The rub is that everyone, those within and without, are mostly arguing over caricatures. Most of the external attacks, argue Taylor, target caricatures of authenticity, not the real thing. And expressions like soft relativism, he continues, are simply "debased and deviant forms of [the] ideal" which "don't represent an authentic(!) fulfillment of it." According to Taylor, each of its caricatures is in reality a betrayal of its fundamental ideal. "So far from being a reason to reject the moral ideal of authenticity, [each] should itself be rejected in its name. Or so I would like to argue" (22).

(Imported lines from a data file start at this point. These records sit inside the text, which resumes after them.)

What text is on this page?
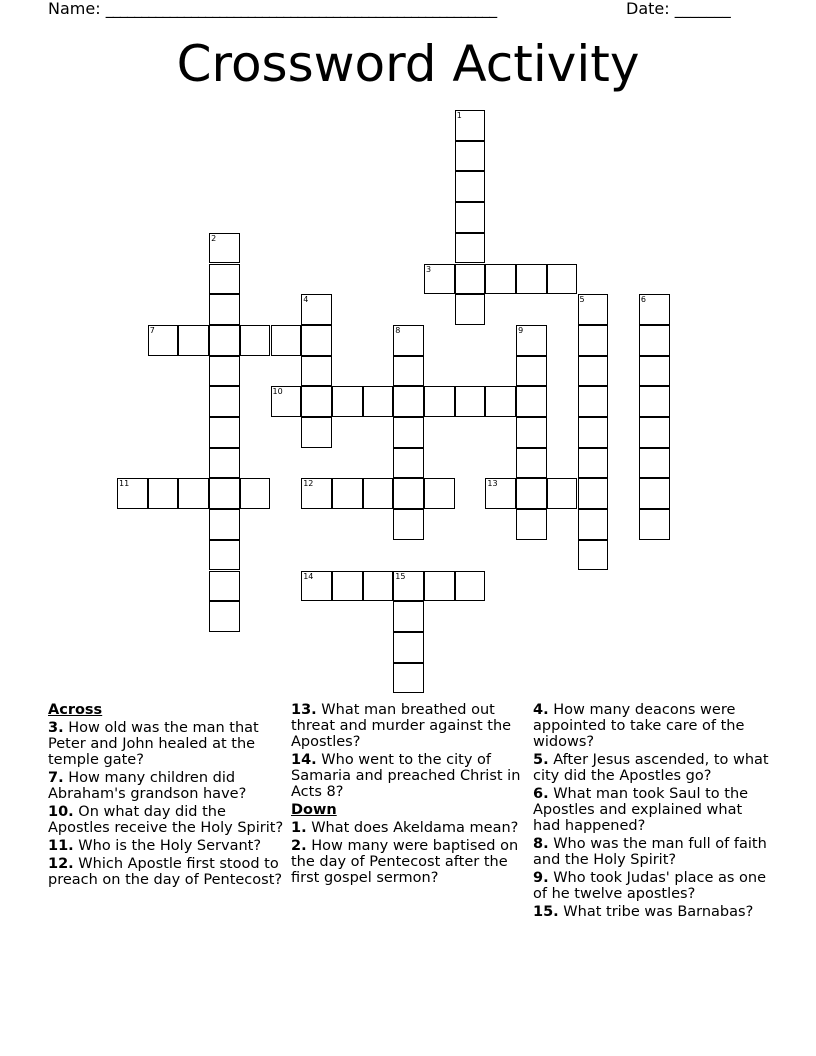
Name: _______________________________________________________	Date: _______
Crossword Activity
1
2
3
4	5	6
7	8	9
10
11	12	13
14	15
Across
3. How old was the man that Peter and John healed at the temple gate?
7. How many children did Abraham's grandson have?
10. On what day did the Apostles receive the Holy Spirit?
11. Who is the Holy Servant?
12. Which Apostle first stood to preach on the day of Pentecost?
13. What man breathed out threat and murder against the Apostles?
14. Who went to the city of Samaria and preached Christ in Acts 8?
Down
1. What does Akeldama mean?
2. How many were baptised on the day of Pentecost after the first gospel sermon?
4. How many deacons were appointed to take care of the widows?
5. After Jesus ascended, to what city did the Apostles go?
6. What man took Saul to the Apostles and explained what had happened?
8. Who was the man full of faith and the Holy Spirit?
9. Who took Judas' place as one of he twelve apostles?
15. What tribe was Barnabas?
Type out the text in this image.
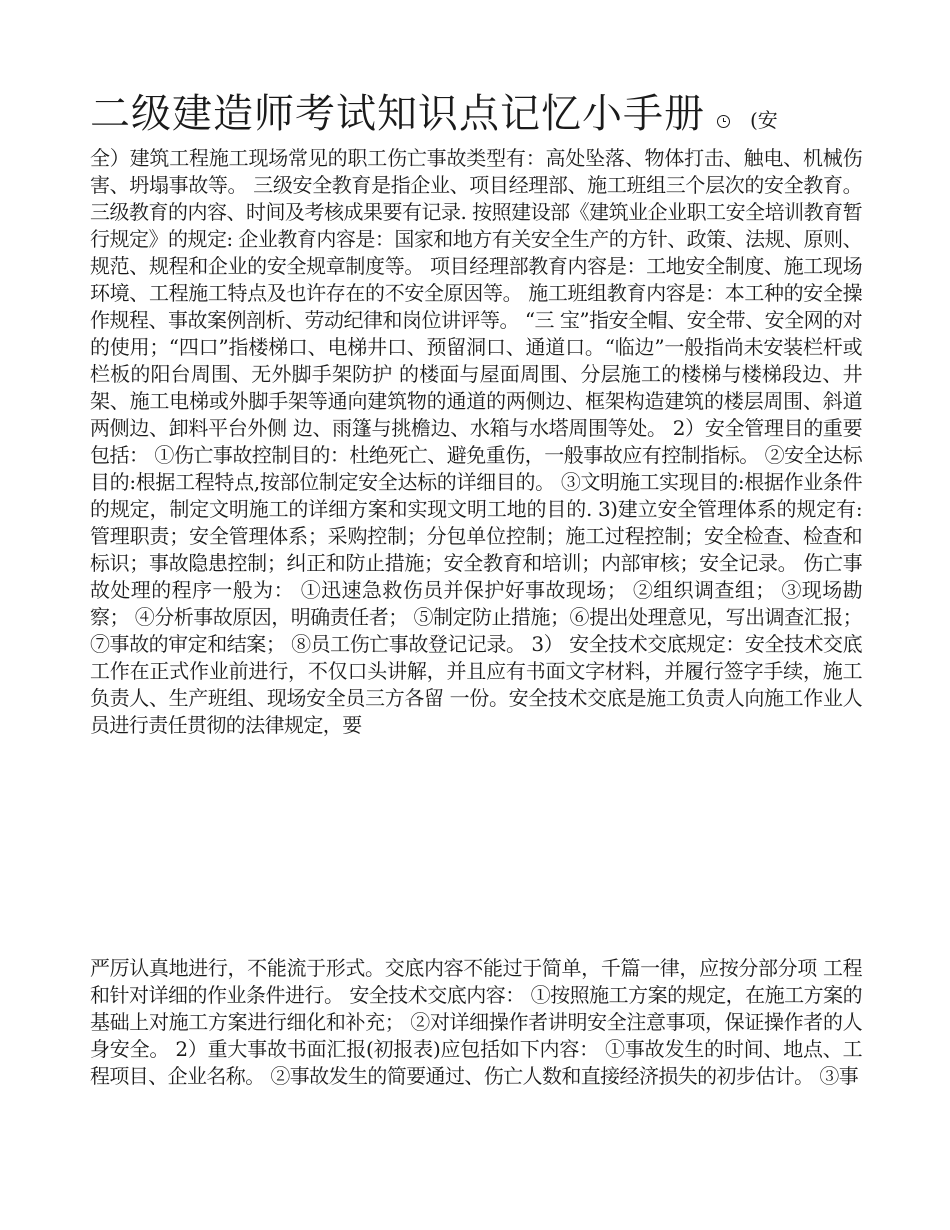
二级建造师考试知识点记忆小手册 (安

全）建筑工程施工现场常见的职工伤亡事故类型有：高处坠落、物体打击、触电、机械伤害、坍塌事故等。 三级安全教育是指企业、项目经理部、施工班组三个层次的安全教育。三级教育的内容、时间及考核成果要有记录. 按照建设部《建筑业企业职工安全培训教育暂行规定》的规定: 企业教育内容是：国家和地方有关安全生产的方针、政策、法规、原则、规范、规程和企业的安全规章制度等。 项目经理部教育内容是：工地安全制度、施工现场环境、工程施工特点及也许存在的不安全原因等。 施工班组教育内容是：本工种的安全操作规程、事故案例剖析、劳动纪律和岗位讲评等。 “三 宝”指安全帽、安全带、安全网的对的使用；“四口”指楼梯口、电梯井口、预留洞口、通道口。“临边”一般指尚未安装栏杆或栏板的阳台周围、无外脚手架防护 的楼面与屋面周围、分层施工的楼梯与楼梯段边、井架、施工电梯或外脚手架等通向建筑物的通道的两侧边、框架构造建筑的楼层周围、斜道两侧边、卸料平台外侧 边、雨篷与挑檐边、水箱与水塔周围等处。 2）安全管理目的重要包括： ①伤亡事故控制目的：杜绝死亡、避免重伤，一般事故应有控制指标。 ②安全达标目的:根据工程特点,按部位制定安全达标的详细目的。 ③文明施工实现目的:根据作业条件的规定，制定文明施工的详细方案和实现文明工地的目的. 3)建立安全管理体系的规定有:管理职责；安全管理体系；采购控制；分包单位控制；施工过程控制；安全检查、检查和标识；事故隐患控制；纠正和防止措施；安全教育和培训；内部审核；安全记录。 伤亡事故处理的程序一般为： ①迅速急救伤员并保护好事故现场； ②组织调查组； ③现场勘察； ④分析事故原因，明确责任者； ⑤制定防止措施；⑥提出处理意见，写出调查汇报； ⑦事故的审定和结案； ⑧员工伤亡事故登记记录。 3） 安全技术交底规定：安全技术交底工作在正式作业前进行，不仅口头讲解，并且应有书面文字材料，并履行签字手续，施工负责人、生产班组、现场安全员三方各留 一份。安全技术交底是施工负责人向施工作业人员进行责任贯彻的法律规定，要

严厉认真地进行，不能流于形式。交底内容不能过于简单，千篇一律，应按分部分项 工程和针对详细的作业条件进行。 安全技术交底内容： ①按照施工方案的规定，在施工方案的基础上对施工方案进行细化和补充； ②对详细操作者讲明安全注意事项，保证操作者的人身安全。 2）重大事故书面汇报(初报表)应包括如下内容： ①事故发生的时间、地点、工程项目、企业名称。 ②事故发生的简要通过、伤亡人数和直接经济损失的初步估计。 ③事
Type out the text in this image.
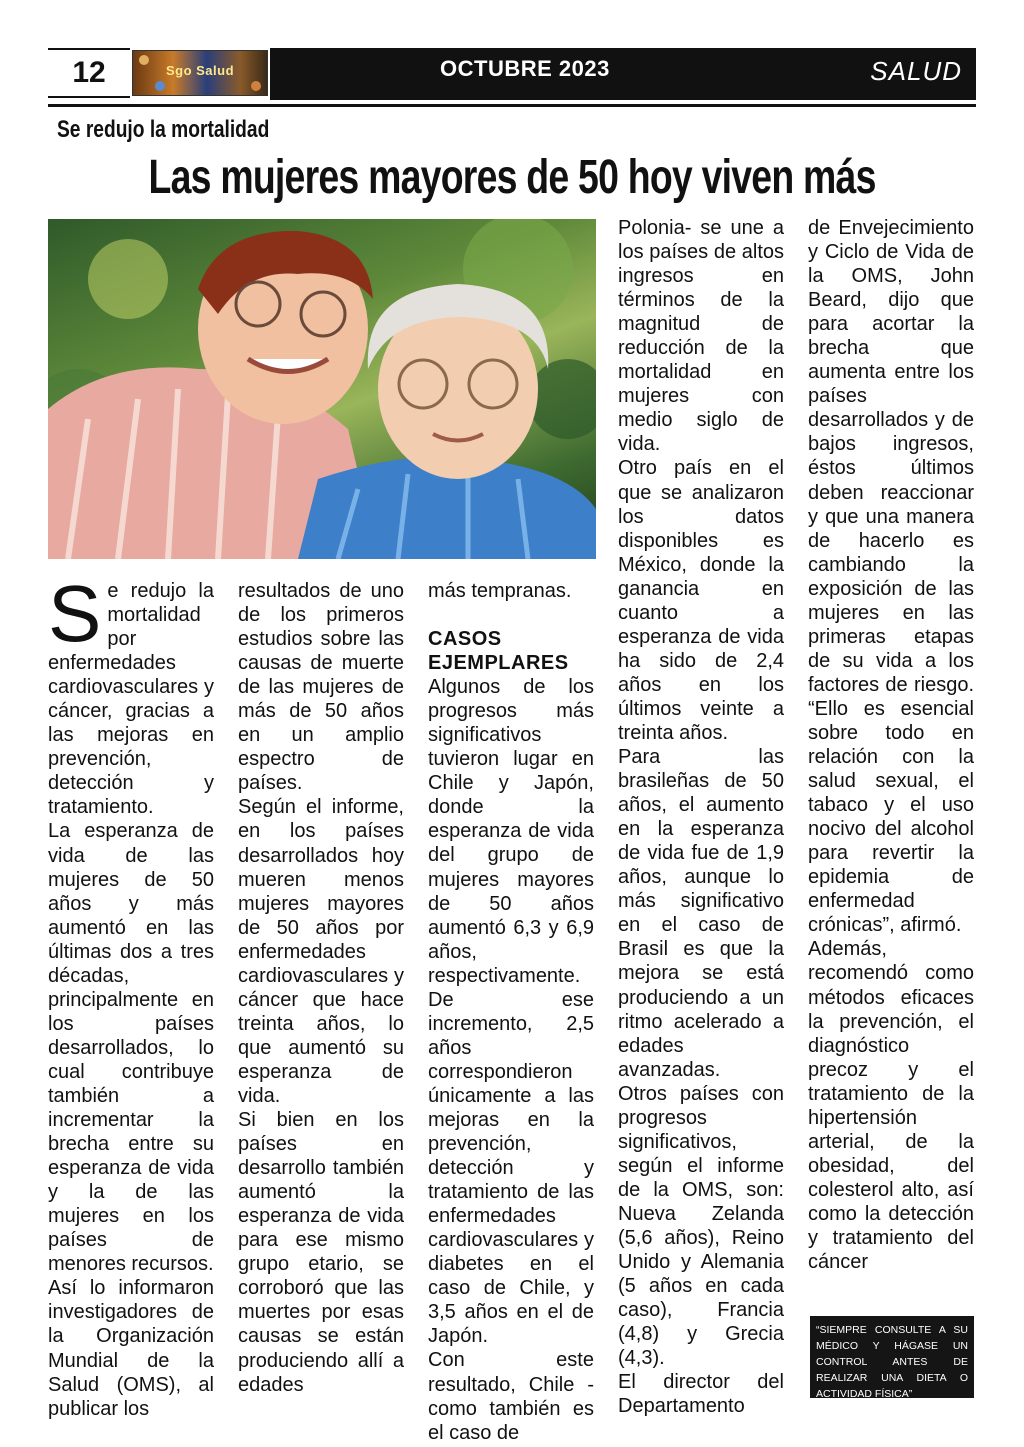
12	Sgo Salud	OCTUBRE 2023	SALUD
Se redujo la mortalidad
Las mujeres mayores de 50 hoy viven más

Se redujo la mortalidad por enfermedades cardiovasculares y cáncer, gracias a las mejoras en prevención, detección y tratamiento.

La esperanza de vida de las mujeres de 50 años y más aumentó en las últimas dos a tres décadas, principalmente en los países desarrollados, lo cual contribuye también a incrementar la brecha entre su esperanza de vida y la de las mujeres en los países de menores recursos.

Así lo informaron investigadores de la Organización Mundial de la Salud (OMS), al publicar los

resultados de uno de los primeros estudios sobre las causas de muerte de las mujeres de más de 50 años en un amplio espectro de países.

Según el informe, en los países desarrollados hoy mueren menos mujeres mayores de 50 años por enfermedades cardiovasculares y cáncer que hace treinta años, lo que aumentó su esperanza de vida.

Si bien en los países en desarrollo también aumentó la esperanza de vida para ese mismo grupo etario, se corroboró que las muertes por esas causas se están produciendo allí a edades

más tempranas.

CASOS EJEMPLARES

Algunos de los progresos más significativos tuvieron lugar en Chile y Japón, donde la esperanza de vida del grupo de mujeres mayores de 50 años aumentó 6,3 y 6,9 años, respectivamente. De ese incremento, 2,5 años correspondieron únicamente a las mejoras en la prevención, detección y tratamiento de las enfermedades cardiovasculares y diabetes en el caso de Chile, y 3,5 años en el de Japón.

Con este resultado, Chile -como también es el caso de

Polonia- se une a los países de altos ingresos en términos de la magnitud de reducción de la mortalidad en mujeres con medio siglo de vida.

Otro país en el que se analizaron los datos disponibles es México, donde la ganancia en cuanto a esperanza de vida ha sido de 2,4 años en los últimos veinte a treinta años.

Para las brasileñas de 50 años, el aumento en la esperanza de vida fue de 1,9 años, aunque lo más significativo en el caso de Brasil es que la mejora se está produciendo a un ritmo acelerado a edades avanzadas.

Otros países con progresos significativos, según el informe de la OMS, son: Nueva Zelanda (5,6 años), Reino Unido y Alemania (5 años en cada caso), Francia (4,8) y Grecia (4,3).

El director del Departamento

de Envejecimiento y Ciclo de Vida de la OMS, John Beard, dijo que para acortar la brecha que aumenta entre los países desarrollados y de bajos ingresos, éstos últimos deben reaccionar y que una manera de hacerlo es cambiando la exposición de las mujeres en las primeras etapas de su vida a los factores de riesgo. “Ello es esencial sobre todo en relación con la salud sexual, el tabaco y el uso nocivo del alcohol para revertir la epidemia de enfermedad crónicas”, afirmó.

Además, recomendó como métodos eficaces la prevención, el diagnóstico precoz y el tratamiento de la hipertensión arterial, de la obesidad, del colesterol alto, así como la detección y tratamiento del cáncer

“SIEMPRE CONSULTE A SU MÉDICO Y HÁGASE UN CONTROL ANTES DE REALIZAR UNA DIETA O ACTIVIDAD FÍSICA”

And here, finally, Taylor begins to suggest a platform for dialogue with naysayers and with so-called friends whose soft relativism has so far made them immune.
"Articulacy here has a moral point, not just in correcting what may be wrong views but also in making the force of an ideal that people are already living by more palpable, more vivid for them; and by making it more vivid, empowering them to live up to it in a fuller and more integral fashion. . . . I think that authenticity should be taken seriously as a moral ideal . . . worthwhile in itself and unrepudiable by moderns. What we need is a work of retrieval, through which this ideal can help us restore our practice" (22-23).
It will be interesting to see where Taylor goes from here.
Charles Taylor; authenticity; individualism; social theory; relativism; Allan Bloom.